A Fifa, órgão máximo do futebol mundial, emitiu um comunicado nesta segunda-feira, 20, anunciando que vai investigar as agressões entre jogadores das seleções argentina e espanhola, após o encerramento da final da Copa do Mundo, no MetLife Stadium, em Nova York. Os espanhóis marcaram na prorrogação e ganharam o jogo por 1 a 0, conquistando, assim, o bicampeonato mundial.
Assim que o jogo terminou, o lateral argentino Nahuel Molina se desentendeu e trocou farpas com os jogadores espanhóis Eric García e Borja Iglesias. A arbitragem tentou intervir para afastar os atletas.
Ao ver a discussão de longe, o volante argentino Leandro Paredes correu até o local e acabou acertando/derrubando jogadores espanhóis, intensificando a briga.
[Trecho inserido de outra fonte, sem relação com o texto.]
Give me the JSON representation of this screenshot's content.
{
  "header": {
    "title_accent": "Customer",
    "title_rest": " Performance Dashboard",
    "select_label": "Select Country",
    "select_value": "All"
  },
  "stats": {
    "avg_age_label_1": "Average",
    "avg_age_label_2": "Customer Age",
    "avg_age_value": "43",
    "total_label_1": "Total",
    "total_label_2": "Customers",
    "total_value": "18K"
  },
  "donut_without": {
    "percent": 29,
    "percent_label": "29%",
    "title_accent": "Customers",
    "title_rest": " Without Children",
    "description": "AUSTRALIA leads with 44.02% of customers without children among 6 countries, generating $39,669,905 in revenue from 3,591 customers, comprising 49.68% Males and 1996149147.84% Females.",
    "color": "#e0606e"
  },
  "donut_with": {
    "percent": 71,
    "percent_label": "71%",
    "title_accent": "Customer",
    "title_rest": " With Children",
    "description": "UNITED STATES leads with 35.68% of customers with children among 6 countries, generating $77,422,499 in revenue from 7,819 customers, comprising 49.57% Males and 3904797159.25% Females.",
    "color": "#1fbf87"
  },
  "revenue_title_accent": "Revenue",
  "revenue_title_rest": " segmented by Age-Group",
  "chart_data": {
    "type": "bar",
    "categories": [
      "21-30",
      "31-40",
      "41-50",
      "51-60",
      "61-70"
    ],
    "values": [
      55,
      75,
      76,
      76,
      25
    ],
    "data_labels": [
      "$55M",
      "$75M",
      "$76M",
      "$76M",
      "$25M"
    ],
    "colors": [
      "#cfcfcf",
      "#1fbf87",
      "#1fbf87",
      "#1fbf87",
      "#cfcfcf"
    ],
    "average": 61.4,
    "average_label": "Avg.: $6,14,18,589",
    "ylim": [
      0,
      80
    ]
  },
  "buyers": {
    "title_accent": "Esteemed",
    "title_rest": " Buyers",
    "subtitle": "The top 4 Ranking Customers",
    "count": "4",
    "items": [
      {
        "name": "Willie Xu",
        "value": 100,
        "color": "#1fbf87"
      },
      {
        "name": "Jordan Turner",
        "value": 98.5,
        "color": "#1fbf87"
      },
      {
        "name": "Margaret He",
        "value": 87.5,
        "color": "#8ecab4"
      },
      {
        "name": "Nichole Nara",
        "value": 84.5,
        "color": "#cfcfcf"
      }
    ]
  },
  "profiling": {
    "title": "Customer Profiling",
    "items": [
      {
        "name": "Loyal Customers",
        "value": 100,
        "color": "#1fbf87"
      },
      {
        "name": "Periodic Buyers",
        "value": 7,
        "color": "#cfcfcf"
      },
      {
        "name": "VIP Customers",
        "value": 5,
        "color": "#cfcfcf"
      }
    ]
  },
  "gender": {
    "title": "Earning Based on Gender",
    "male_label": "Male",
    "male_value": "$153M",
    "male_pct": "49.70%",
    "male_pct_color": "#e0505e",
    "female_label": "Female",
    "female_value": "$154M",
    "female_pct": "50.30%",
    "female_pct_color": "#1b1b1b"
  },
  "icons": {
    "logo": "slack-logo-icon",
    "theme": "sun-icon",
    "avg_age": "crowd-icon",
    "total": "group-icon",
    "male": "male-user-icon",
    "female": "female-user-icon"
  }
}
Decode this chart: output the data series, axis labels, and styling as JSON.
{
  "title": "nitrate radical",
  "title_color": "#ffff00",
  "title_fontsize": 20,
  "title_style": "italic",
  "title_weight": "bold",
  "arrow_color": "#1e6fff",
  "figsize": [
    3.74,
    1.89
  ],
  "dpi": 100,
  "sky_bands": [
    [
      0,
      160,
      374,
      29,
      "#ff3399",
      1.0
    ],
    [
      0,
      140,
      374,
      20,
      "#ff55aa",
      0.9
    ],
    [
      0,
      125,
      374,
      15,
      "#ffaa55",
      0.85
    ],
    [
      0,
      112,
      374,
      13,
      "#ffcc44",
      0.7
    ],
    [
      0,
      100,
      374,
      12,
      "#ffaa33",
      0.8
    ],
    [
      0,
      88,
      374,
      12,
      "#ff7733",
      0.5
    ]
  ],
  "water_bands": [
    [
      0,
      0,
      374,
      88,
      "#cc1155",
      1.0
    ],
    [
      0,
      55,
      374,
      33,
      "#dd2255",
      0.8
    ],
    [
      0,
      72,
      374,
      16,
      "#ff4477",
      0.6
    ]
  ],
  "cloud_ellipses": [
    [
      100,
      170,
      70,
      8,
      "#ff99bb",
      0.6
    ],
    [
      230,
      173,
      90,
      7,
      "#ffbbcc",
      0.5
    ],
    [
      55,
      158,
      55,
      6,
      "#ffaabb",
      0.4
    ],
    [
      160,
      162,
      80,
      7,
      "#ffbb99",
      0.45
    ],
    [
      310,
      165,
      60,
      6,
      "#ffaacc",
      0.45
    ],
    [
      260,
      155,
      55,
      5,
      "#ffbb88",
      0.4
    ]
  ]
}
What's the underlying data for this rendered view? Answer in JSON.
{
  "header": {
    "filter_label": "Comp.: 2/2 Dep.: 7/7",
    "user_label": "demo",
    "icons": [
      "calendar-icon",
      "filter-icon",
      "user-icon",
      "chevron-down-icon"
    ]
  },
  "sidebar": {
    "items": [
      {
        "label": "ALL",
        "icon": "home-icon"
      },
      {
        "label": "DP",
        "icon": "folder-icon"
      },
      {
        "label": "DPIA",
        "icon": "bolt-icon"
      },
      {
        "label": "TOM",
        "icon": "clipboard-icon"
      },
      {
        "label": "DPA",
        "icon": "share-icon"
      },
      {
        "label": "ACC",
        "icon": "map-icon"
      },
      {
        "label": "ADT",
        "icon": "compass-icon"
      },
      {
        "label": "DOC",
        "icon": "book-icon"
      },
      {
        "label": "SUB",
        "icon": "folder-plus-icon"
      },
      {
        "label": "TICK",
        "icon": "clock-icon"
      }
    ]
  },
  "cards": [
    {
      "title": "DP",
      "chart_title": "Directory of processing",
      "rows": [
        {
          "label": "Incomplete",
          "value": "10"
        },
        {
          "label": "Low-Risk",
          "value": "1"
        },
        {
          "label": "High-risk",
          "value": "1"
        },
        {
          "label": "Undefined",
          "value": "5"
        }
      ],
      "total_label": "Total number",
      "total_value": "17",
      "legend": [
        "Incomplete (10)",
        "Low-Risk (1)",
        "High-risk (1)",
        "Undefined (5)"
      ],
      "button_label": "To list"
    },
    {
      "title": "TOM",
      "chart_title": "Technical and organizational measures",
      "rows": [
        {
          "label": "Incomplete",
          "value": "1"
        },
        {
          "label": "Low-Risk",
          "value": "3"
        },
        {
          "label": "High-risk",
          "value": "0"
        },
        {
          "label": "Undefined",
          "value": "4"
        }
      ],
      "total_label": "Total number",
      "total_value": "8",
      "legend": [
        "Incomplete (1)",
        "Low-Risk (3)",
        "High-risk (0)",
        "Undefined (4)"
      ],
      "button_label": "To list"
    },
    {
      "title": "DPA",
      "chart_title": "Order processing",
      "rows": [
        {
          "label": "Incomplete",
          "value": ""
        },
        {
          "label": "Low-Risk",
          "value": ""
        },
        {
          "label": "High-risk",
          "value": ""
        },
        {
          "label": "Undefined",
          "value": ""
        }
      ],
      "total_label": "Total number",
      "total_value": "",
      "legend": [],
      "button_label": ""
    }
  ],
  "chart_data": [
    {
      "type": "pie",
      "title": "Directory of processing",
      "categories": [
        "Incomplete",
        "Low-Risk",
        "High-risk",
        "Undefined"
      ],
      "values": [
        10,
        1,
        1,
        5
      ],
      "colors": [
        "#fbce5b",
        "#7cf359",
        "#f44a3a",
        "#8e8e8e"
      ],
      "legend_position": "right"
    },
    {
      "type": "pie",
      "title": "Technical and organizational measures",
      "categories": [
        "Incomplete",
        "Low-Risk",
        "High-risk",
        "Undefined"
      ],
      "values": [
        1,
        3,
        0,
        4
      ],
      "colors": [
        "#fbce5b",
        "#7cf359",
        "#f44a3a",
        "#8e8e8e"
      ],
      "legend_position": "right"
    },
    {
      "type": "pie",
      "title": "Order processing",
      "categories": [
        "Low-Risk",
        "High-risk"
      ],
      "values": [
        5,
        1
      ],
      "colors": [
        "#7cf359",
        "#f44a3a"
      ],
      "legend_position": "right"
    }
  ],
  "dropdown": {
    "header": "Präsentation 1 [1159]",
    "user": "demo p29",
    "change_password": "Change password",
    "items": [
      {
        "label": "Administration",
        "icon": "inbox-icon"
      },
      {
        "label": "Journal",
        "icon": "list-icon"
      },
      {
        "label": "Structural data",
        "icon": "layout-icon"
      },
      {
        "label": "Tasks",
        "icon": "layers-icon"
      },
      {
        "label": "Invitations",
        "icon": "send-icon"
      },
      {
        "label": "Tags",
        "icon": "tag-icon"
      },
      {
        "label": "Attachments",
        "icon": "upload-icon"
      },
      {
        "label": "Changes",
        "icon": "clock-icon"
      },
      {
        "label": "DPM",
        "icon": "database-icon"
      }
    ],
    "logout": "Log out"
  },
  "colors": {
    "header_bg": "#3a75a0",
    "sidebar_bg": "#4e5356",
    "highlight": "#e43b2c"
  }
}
O meia espanhol Gavi tentou tomar satisfações, mas foi contido por Thiago Almada. Na sequência, em meio ao empurra-empurra, Paredes chegou a empurrar o rosto de Gavi.
No comunicado, a Fifa afirmou: “Após uma análise dos relatórios pertinentes da partida da final da Copa do Mundo da Fifa entre Espanha e Argentina, e em conformidade com o artigo 36 do Código Disciplinar da Fifa (CDF), o Comitê Disciplinar da Fifa nomeou um Promotor de Disciplina e Ética para investigar possíveis violações do CDF relacionadas aos incidentes ocorridos após a partida”.
O meio-campista argentino Enzo Fernández recebeu cartão vermelho aos três minutos dos acréscimos, após o tempo regulamentar de 90 minutos, ao levar o segundo cartão amarelo por uma entrada tardia em Pau Cubarsí. Outros quatro jogadores da Argentina, incluindo o reserva Paredes, foram advertidos com cartão amarelo durante a partida, assim como o técnico da equipe, Lionel Scaloni.
A Espanha venceu a final por 1 a 0, graças a um gol de Ferran Torres aos 106 minutos.